Picked up my new runaway trailer and am super impressed. Looks better than the pics. Now to install batteries and solar.


----------



## Cotton (Oct 12, 2013)

I went to their website and checked out some of the models, looks cool!


----------



## sgtusmc98 (Sep 8, 2013)

Not trying to push my opinions but if off road is considered I would put a pintle hitch on it, military uses it for a reason, much more flexible. After the trailer lift and bigger tires it will be great! I only say the lift because it wouldn't cost much and your truck looks pretty good as far as clearance.


----------



## cllowe (Jun 28, 2013)

Yes I plan on a 1 1/2 lift for the trailer just for clearance in the fenders.


----------



## sgtusmc98 (Sep 8, 2013)

Of course I don't know what you are going to do with it but I have thought that if I had a nice trail or I would look into putting steel plates on the back corners to protect it from dragging on the ground. I drag my hay trailer all the time but don't care


----------



## weedygarden (Apr 27, 2011)

*The possibilities...*

I like that this trailer is small enough and therefore light weight enough that it could be towed by a sedan, and would not require a pickup truck or SUV.

I think it is a great price for a trailer.

The height would not work for some people, but I like it. I know people who complain about the height inside an Airstream. Not me. With it being that low, it could be put in a standard garage.

I could see having this thing loaded and ready for bugging out.

The length of their smallest trailer would work in most city codes where a trailer in your yard must be less than 13 feet.

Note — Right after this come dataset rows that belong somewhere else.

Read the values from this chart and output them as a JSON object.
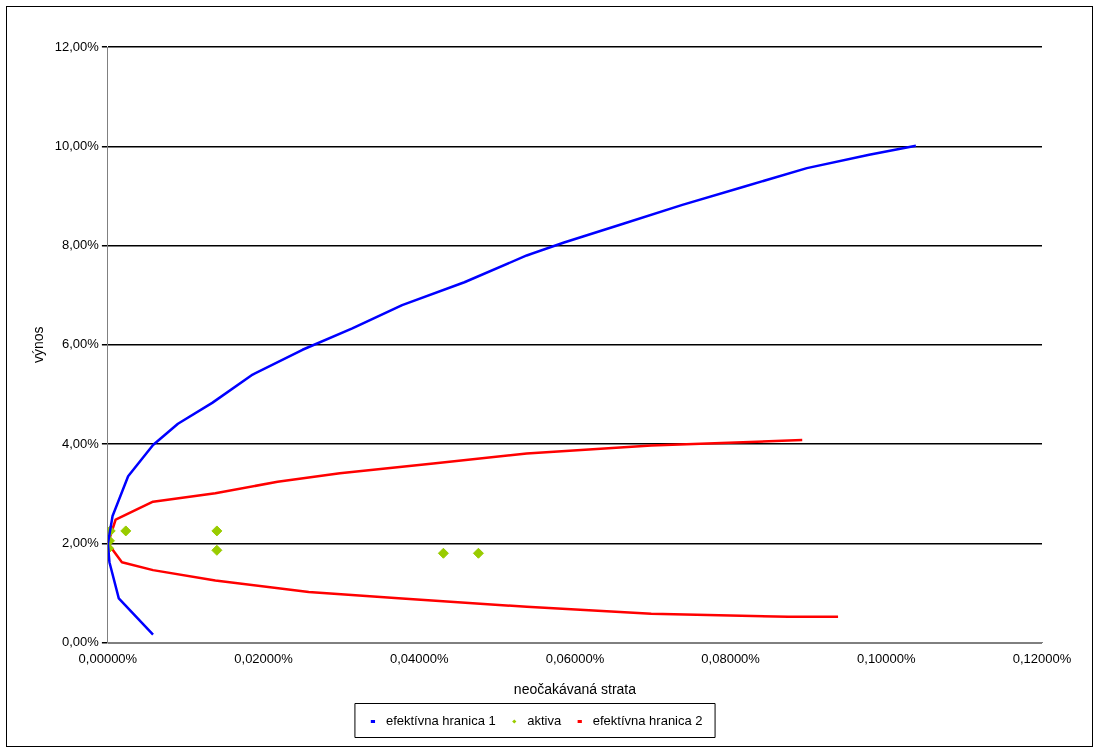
{
  "chart_data": {
    "type": "line",
    "xlabel": "neočakávaná strata",
    "ylabel": "výnos",
    "xlim": [
      0,
      0.12
    ],
    "xticks": [
      {
        "value": 0,
        "label": "0,00000%"
      },
      {
        "value": 0.02,
        "label": "0,02000%"
      },
      {
        "value": 0.04,
        "label": "0,04000%"
      },
      {
        "value": 0.06,
        "label": "0,06000%"
      },
      {
        "value": 0.08,
        "label": "0,08000%"
      },
      {
        "value": 0.1,
        "label": "0,10000%"
      },
      {
        "value": 0.12,
        "label": "0,12000%"
      }
    ],
    "ylim": [
      0,
      12
    ],
    "yticks": [
      {
        "value": 0,
        "label": "0,00%"
      },
      {
        "value": 2,
        "label": "2,00%"
      },
      {
        "value": 4,
        "label": "4,00%"
      },
      {
        "value": 6,
        "label": "6,00%"
      },
      {
        "value": 8,
        "label": "8,00%"
      },
      {
        "value": 10,
        "label": "10,00%"
      },
      {
        "value": 12,
        "label": "12,00%"
      }
    ],
    "grid": "y",
    "legend": "bottom",
    "line_style": "solid",
    "series": [
      {
        "name": "efektívna hranica 1",
        "color": "#0000ff",
        "marker": "none",
        "x": [
          0.0058,
          0.0014,
          0.0002,
          0,
          0.0006,
          0.0026,
          0.0058,
          0.009,
          0.0134,
          0.0186,
          0.025,
          0.0314,
          0.0378,
          0.0458,
          0.0538,
          0.0586,
          0.0658,
          0.0738,
          0.0818,
          0.0898,
          0.0978,
          0.1038
        ],
        "values": [
          0.16,
          0.89,
          1.62,
          1.99,
          2.55,
          3.35,
          3.98,
          4.41,
          4.83,
          5.4,
          5.9,
          6.33,
          6.8,
          7.26,
          7.8,
          8.06,
          8.42,
          8.82,
          9.19,
          9.56,
          9.83,
          10.01
        ]
      },
      {
        "name": "aktiva",
        "type": "scatter",
        "color": "#99cc00",
        "marker": "diamond",
        "x": [
          0.0003,
          0.0023,
          0.0001,
          0.0002,
          0.014,
          0.014,
          0.0431,
          0.0476
        ],
        "values": [
          2.25,
          2.25,
          1.9,
          2.05,
          2.25,
          1.86,
          1.8,
          1.8
        ]
      },
      {
        "name": "efektívna hranica 2",
        "color": "#ff0000",
        "marker": "none",
        "x": [
          0.0938,
          0.0874,
          0.0698,
          0.0538,
          0.0378,
          0.0258,
          0.0138,
          0.0058,
          0.0018,
          0,
          0.001,
          0.0058,
          0.0138,
          0.0218,
          0.0298,
          0.0418,
          0.0538,
          0.0698,
          0.0892
        ],
        "values": [
          0.52,
          0.52,
          0.58,
          0.72,
          0.89,
          1.02,
          1.25,
          1.46,
          1.62,
          2.0,
          2.48,
          2.84,
          3.01,
          3.24,
          3.41,
          3.61,
          3.81,
          3.97,
          4.08
        ]
      }
    ]
  }
}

Having no built-ins keeps it light weight and flexible for how it can be used. I tried to imagine keeping all my stuff in it AND sleeping in it at the same time. Maybe a platform at one end could be used to sleep on, while storing stuff underneath it. I could see having some awnings for setting up camp outside, when weather permits. Or even having some tents to use for good weather, while the camper is used for towing and some security possibilities.


----------